Weekly training load formula

Session minutes × perceived effort × weekly sessions

Assumptions

  • Effort uses a consistent personal 1–10 scale.
  • This is a simple tracking score, not a clinical training prescription.

Practical guide

Weekly training load example and edge cases

What simple training load follows from duration and effort? Let's use a concrete example, then look at the assumptions that can move the answer.

Example: A practical weekly training load scenario

For this example, use average session duration of 55 minutes, session effort from 1 to 10 of 6 /10, and sessions per week of 4 sessions. These are starting values, so replace them with numbers that match your situation.

Average session duration
55 minutes
Session effort from 1 to 10
6 /10
Sessions per week
4 sessions

Calculated result1,320weekly session-RPE load

Start with weekly session-RPE load. Then check per-session load, and training time to understand what sits behind the main result.

Example results use the default display profile. The calculator above follows your selected country and units.

How to read the result

  • Read the main result first. The supporting figures for per-session load, and training time explain how the estimate is built.
  • The method is Session minutes × perceived effort × weekly sessions. Keep the units consistent and use values from the same time period.

Edge cases worth checking

When average session duration is unusual

Effort uses a consistent personal 1–10 scale. Double-check this input before relying on the result.

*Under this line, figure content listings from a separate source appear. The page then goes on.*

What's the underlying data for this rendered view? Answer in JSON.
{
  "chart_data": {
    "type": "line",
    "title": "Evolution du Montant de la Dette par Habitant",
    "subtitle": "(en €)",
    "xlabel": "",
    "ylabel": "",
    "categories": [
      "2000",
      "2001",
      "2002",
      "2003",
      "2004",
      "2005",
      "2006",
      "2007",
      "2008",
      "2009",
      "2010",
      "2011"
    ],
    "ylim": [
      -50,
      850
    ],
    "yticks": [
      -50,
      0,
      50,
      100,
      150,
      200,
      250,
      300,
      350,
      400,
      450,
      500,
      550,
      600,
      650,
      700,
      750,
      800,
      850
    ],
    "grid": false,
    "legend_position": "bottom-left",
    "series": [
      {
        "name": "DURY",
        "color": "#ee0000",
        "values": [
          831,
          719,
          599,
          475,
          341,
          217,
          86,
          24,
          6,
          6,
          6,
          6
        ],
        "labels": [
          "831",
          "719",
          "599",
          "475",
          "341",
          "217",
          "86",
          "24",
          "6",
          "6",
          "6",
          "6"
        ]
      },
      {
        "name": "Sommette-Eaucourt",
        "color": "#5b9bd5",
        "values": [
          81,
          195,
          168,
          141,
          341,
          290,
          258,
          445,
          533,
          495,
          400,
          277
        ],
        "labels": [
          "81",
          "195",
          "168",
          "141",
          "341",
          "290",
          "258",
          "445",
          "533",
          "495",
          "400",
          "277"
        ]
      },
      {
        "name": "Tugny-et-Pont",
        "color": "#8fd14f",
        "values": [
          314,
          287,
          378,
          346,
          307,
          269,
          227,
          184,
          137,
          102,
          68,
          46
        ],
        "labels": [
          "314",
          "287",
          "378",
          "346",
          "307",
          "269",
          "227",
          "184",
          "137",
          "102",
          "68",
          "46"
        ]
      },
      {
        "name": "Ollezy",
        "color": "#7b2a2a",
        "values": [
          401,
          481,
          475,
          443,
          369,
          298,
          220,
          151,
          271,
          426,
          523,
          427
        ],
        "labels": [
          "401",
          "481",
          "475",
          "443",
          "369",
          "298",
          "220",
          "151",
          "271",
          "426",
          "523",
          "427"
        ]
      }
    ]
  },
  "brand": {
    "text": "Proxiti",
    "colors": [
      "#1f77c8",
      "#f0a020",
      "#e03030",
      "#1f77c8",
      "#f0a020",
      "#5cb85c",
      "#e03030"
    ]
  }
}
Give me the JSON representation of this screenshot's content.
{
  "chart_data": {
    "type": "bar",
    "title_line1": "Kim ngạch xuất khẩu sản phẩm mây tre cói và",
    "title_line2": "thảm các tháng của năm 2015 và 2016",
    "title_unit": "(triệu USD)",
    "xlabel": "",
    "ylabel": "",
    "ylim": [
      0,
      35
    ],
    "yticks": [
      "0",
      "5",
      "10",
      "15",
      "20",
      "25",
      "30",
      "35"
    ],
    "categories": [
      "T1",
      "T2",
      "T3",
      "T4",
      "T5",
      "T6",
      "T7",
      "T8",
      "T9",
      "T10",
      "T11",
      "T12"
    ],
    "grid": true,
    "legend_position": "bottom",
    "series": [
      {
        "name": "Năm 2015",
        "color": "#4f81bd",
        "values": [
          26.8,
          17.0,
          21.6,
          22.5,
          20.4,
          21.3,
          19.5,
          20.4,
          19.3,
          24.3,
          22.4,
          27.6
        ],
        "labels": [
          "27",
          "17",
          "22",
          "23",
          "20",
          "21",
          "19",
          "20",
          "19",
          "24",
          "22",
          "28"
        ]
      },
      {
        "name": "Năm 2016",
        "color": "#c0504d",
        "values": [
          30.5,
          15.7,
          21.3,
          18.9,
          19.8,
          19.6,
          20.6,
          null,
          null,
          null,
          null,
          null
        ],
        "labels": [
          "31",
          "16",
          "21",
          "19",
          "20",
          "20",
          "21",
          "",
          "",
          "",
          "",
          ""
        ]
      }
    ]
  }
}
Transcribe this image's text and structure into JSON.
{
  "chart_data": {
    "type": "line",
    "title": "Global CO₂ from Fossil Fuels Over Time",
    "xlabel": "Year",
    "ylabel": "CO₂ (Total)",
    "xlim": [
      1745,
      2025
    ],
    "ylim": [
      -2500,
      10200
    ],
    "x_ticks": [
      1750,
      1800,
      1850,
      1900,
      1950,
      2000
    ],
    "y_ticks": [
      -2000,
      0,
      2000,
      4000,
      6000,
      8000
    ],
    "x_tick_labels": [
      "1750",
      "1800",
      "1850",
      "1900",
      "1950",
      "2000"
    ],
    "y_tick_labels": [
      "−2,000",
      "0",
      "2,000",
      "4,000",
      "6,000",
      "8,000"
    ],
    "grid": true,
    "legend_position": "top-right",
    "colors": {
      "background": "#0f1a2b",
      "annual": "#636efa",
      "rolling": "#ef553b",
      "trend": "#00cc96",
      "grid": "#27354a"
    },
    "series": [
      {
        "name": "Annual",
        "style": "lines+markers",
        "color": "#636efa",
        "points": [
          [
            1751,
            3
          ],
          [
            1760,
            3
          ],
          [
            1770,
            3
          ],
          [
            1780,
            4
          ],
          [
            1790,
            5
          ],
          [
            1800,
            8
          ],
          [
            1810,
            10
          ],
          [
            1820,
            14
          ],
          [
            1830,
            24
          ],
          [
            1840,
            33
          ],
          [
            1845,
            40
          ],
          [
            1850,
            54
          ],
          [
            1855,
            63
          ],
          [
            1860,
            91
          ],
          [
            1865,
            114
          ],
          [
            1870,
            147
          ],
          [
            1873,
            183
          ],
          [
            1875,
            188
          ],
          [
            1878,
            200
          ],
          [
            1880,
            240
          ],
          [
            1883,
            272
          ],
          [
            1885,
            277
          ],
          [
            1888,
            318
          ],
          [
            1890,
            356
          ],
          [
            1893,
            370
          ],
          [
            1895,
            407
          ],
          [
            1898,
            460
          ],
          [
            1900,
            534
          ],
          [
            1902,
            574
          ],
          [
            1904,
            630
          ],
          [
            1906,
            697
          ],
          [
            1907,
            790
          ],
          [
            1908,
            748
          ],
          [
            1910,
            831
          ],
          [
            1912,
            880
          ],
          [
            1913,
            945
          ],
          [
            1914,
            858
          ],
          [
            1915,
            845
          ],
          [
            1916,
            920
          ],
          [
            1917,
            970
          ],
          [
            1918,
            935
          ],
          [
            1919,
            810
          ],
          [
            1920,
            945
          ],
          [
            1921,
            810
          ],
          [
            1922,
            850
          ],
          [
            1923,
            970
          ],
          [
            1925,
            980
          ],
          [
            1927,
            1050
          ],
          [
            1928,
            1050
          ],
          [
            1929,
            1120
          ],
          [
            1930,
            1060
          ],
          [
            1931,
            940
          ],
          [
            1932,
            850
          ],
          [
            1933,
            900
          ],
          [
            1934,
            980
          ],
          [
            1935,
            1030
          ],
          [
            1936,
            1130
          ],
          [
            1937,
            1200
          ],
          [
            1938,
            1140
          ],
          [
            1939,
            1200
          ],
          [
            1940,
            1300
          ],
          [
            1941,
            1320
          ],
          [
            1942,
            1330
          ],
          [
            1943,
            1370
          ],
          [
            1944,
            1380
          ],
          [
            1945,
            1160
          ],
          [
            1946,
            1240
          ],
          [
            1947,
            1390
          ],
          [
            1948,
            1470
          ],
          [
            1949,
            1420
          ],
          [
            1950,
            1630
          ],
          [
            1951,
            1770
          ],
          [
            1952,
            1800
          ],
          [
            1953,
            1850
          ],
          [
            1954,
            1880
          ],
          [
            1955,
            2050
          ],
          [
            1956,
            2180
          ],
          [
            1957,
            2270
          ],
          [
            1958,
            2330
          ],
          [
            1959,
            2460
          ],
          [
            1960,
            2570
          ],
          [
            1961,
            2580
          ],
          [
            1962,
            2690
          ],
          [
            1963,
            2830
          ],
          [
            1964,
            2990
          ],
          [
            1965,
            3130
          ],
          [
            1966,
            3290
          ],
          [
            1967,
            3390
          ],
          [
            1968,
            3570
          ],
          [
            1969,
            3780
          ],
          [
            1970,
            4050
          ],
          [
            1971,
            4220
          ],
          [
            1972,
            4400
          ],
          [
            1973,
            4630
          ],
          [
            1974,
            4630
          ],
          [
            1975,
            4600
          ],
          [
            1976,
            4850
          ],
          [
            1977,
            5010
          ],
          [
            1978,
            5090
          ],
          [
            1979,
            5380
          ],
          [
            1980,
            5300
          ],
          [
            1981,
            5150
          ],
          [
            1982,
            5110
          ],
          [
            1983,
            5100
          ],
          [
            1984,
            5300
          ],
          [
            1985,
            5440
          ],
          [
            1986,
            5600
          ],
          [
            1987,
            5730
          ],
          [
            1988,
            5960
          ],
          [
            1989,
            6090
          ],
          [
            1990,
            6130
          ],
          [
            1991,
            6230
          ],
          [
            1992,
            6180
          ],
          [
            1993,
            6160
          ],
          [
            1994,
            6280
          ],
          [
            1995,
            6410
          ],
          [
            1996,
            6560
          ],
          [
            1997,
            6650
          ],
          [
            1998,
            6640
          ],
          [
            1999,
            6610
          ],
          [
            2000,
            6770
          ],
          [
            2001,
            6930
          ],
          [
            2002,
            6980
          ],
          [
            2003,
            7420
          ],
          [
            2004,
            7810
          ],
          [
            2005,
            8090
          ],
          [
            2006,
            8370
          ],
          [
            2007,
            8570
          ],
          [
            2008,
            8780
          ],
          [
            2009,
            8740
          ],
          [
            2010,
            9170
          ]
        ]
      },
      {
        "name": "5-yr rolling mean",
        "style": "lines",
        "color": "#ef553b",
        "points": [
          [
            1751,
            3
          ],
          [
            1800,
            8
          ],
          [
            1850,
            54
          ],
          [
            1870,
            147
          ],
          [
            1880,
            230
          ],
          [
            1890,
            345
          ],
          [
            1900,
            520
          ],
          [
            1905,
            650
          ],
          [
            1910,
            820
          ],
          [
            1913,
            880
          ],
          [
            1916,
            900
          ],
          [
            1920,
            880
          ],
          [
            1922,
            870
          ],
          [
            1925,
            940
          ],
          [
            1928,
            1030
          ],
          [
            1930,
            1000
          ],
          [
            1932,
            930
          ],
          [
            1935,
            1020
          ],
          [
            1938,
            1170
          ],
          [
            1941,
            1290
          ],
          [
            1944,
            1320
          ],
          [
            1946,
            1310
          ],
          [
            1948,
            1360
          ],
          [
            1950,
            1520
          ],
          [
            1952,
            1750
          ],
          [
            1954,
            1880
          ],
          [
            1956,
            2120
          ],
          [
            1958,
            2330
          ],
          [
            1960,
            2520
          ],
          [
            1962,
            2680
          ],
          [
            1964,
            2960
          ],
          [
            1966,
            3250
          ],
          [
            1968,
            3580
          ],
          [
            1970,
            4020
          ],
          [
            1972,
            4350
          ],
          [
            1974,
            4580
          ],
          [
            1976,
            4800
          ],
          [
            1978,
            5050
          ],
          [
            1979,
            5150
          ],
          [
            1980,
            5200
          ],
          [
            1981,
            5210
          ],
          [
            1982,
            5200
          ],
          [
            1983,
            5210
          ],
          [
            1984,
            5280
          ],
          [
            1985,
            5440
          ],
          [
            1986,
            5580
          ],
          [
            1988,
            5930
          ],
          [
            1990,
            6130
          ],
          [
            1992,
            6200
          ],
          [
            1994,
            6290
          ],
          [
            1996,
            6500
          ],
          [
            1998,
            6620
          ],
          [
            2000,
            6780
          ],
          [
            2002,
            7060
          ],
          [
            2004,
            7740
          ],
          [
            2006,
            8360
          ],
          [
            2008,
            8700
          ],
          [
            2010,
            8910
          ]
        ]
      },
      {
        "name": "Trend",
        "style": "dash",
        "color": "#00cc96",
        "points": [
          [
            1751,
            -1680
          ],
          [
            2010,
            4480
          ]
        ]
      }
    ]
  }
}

When sessions per week is uncertain

This is a simple tracking score, not a clinical training prescription. Run a lower and higher value to see a useful range.

What changes the result most

Average session duration

Keep average session duration on the same time basis as the other inputs. Monthly and annual values are easy to mix up.

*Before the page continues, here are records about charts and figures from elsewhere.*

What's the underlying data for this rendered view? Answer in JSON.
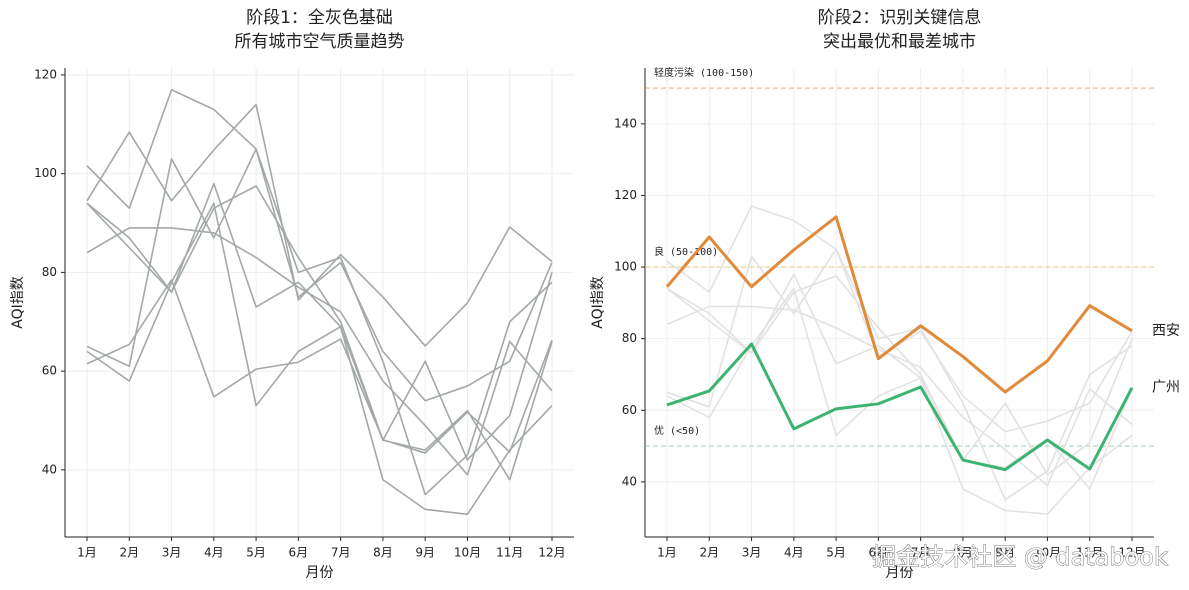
{
  "chart_data": [
    {
      "type": "line",
      "title": [
        "阶段1：全灰色基础",
        "所有城市空气质量趋势"
      ],
      "xlabel": "月份",
      "ylabel": "AQI指数",
      "categories": [
        "1月",
        "2月",
        "3月",
        "4月",
        "5月",
        "6月",
        "7月",
        "8月",
        "9月",
        "10月",
        "11月",
        "12月"
      ],
      "ylim": [
        26.4,
        121.4
      ],
      "yticks": [
        40,
        60,
        80,
        100,
        120
      ],
      "grid": true,
      "series": [
        {
          "color": "#a3a8a8",
          "values": [
            94.5,
            108.4,
            94.5,
            104.8,
            114,
            74.4,
            83.6,
            75,
            65.1,
            73.8,
            89.2,
            82.2
          ]
        },
        {
          "color": "#a3a8a8",
          "values": [
            61.5,
            65.4,
            78.5,
            54.8,
            60.4,
            61.8,
            66.5,
            46.1,
            43.4,
            51.7,
            43.6,
            66.3
          ]
        },
        {
          "color": "#a3a8a8",
          "values": [
            101.6,
            93,
            117,
            113,
            105,
            75,
            82,
            64,
            54,
            57,
            62,
            82
          ]
        },
        {
          "color": "#a3a8a8",
          "values": [
            84,
            89,
            89,
            88,
            83,
            77,
            72,
            58,
            49,
            39,
            66,
            56
          ]
        },
        {
          "color": "#a3a8a8",
          "values": [
            94,
            85,
            76,
            98,
            73,
            78,
            69,
            46,
            62,
            42,
            51,
            80
          ]
        },
        {
          "color": "#a3a8a8",
          "values": [
            65,
            61,
            103,
            87,
            105,
            80,
            83,
            62,
            35,
            43,
            70,
            78
          ]
        },
        {
          "color": "#a3a8a8",
          "values": [
            64,
            58,
            78,
            94,
            53,
            64,
            69,
            38,
            32,
            31,
            44,
            53
          ]
        },
        {
          "color": "#a3a8a8",
          "values": [
            94,
            87,
            76,
            93,
            97.5,
            83,
            70,
            46,
            44,
            52,
            38,
            66
          ]
        }
      ]
    },
    {
      "type": "line",
      "title": [
        "阶段2：识别关键信息",
        "突出最优和最差城市"
      ],
      "xlabel": "月份",
      "ylabel": "AQI指数",
      "categories": [
        "1月",
        "2月",
        "3月",
        "4月",
        "5月",
        "6月",
        "7月",
        "8月",
        "9月",
        "10月",
        "11月",
        "12月"
      ],
      "ylim": [
        24.6,
        155.6
      ],
      "yticks": [
        40,
        60,
        80,
        100,
        120,
        140
      ],
      "grid": true,
      "reference_lines": [
        {
          "value": 150,
          "label": "轻度污染 (100-150)",
          "color": "#e8913d"
        },
        {
          "value": 100,
          "label": "良 (50-100)",
          "color": "#f2c14e"
        },
        {
          "value": 50,
          "label": "优 (<50)",
          "color": "#6fcf97"
        }
      ],
      "series": [
        {
          "color": "#e2e2e2",
          "values": [
            101.6,
            93,
            117,
            113,
            105,
            75,
            82,
            64,
            54,
            57,
            62,
            82
          ]
        },
        {
          "color": "#e2e2e2",
          "values": [
            84,
            89,
            89,
            88,
            83,
            77,
            72,
            58,
            49,
            39,
            66,
            56
          ]
        },
        {
          "color": "#e2e2e2",
          "values": [
            94,
            85,
            76,
            98,
            73,
            78,
            69,
            46,
            62,
            42,
            51,
            80
          ]
        },
        {
          "color": "#e2e2e2",
          "values": [
            65,
            61,
            103,
            87,
            105,
            80,
            83,
            62,
            35,
            43,
            70,
            78
          ]
        },
        {
          "color": "#e2e2e2",
          "values": [
            64,
            58,
            78,
            94,
            53,
            64,
            69,
            38,
            32,
            31,
            44,
            53
          ]
        },
        {
          "color": "#e2e2e2",
          "values": [
            94,
            87,
            76,
            93,
            97.5,
            83,
            70,
            46,
            44,
            52,
            38,
            66
          ]
        },
        {
          "name": "西安",
          "color": "#e08a3a",
          "values": [
            94.5,
            108.4,
            94.5,
            104.8,
            114,
            74.4,
            83.6,
            75,
            65.1,
            73.8,
            89.2,
            82.2
          ]
        },
        {
          "name": "广州",
          "color": "#3cb371",
          "values": [
            61.5,
            65.4,
            78.5,
            54.8,
            60.4,
            61.8,
            66.5,
            46.1,
            43.4,
            51.7,
            43.6,
            66.3
          ]
        }
      ]
    }
  ],
  "watermark": "掘金技术社区 @ databook"
}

Session effort from 1 to 10

Change session effort from 1 to 10 on its own first. This shows how strongly it affects the answer.

Sessions per week

Change sessions per week on its own first. This shows how strongly it affects the answer.

Try a different scenario

Small changes show whether the answer is stable or sensitive.

Average session duration: 10% lower

50 minutes

1,200weekly session-RPE load

Average session duration: 10% higher

61 minutes

1,464weekly session-RPE load

Session effort from 1 to 10: 10% higher

7 /10

1,540weekly session-RPE load

Common mistakes

Check average session duration

Effort uses a consistent personal 1–10 scale. Make sure this matches the number you enter.

Keep sessions per week consistent

This is a simple tracking score, not a clinical training prescription. Use the same units and time period throughout the calculation.

Do not rely on one weekly training load scenario

Run a cautious case and an optimistic case. The range is often more useful than one exact-looking number.

Use this result well

Use it for

What simple training load follows from duration and effort?

Do not use it as

Use it for activity planning, not medical diagnosis or individualized health advice.